[e2e] Are we doing sliding window in the Internet?
David P. Reed
dpreed at reed.com
Mon Jan 7 06:46:10 PST 2008
99% of the effect of the original TCP congestion control "innovation"
was due to a simple and robust principle: when a packet is lost, cut the
traffic being sent *drastically*. This converted a tendency of the
community to turn packet losses into a positive feedback loop of
retransmission into a shared understanding that "positive feedback loops
That was a community-scale learning that was useful.
I would argue that the idea that TCP is now "near perfect" as a standard
that *must be enforced lest the Internet enter congestion collapse* has
almost no real-world evidence.
In fact, very little of the traffic on the network today comes in the
form of end-to-end unbounded-rate-demanding streams. TCP's congestion
control (and the definition of "TCP compatible" fairness, too!) is
"tested" only for such a trivial case. No One At All tests TCP
congestion control in a world of HTTP, VoIP, streaming video from
YouTube, Skype, etc. The "gurus" of the IETF that study protocol
*documents* have intuitions that are seriously flawed, if only because
they don't actually have any data about the traffic ANYWHERE in the damn
network. (kc claffy would die to have such data).
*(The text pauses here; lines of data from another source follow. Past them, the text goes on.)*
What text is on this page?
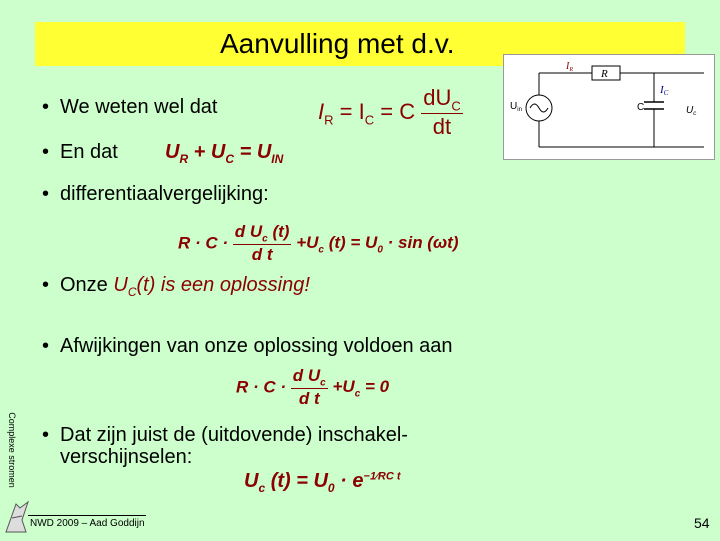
Aanvulling met d.v.
$I_R$	R
IC
$U_{in}$	C	$U_c$
• We weten wel dat	$I_R = I_C = C \frac{dU_C}{dt}$
• En dat $U_R + U_C = U_{IN}$
• differentiaalvergelijking:
$R \cdot C \cdot \frac{d U_c (t)}{\text{d t}} +U_c$ $(t) = U_0 \cdot \sin (\omega t)$
• Onze $U_C(t)$ is een oplossing!
• Afwijkingen van onze oplossing voldoen aan
$R \cdot C \cdot \frac{d U_c}{\text{d t}} +U_c = 0$
• Dat zijn juist de (uitdovende) inschakel-
verschijnselen:
$U_c$ $(t) = U_0 \cdot e^{-1⁄RC t}$
Complexe stromen
NWD 2009 – Aad Goddijn	54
So it seems that a bunch of self-elected high-priests of IETF have taken
it upon themselves to claim God-like, experiment-free knowledge of the
Internet as it really is, and to use that knowledge to claim that TCP is
the Gold Standard that must be obeyed lest the network finally do what
Bob Metcalfe erroneously said it would do and ate whatever piece of
clothing he ate as a result.
Do science and real engineering, please. Yeah, the AIMD algorithm in
TCP saved the Internet's ass. But it is not Holy Writ.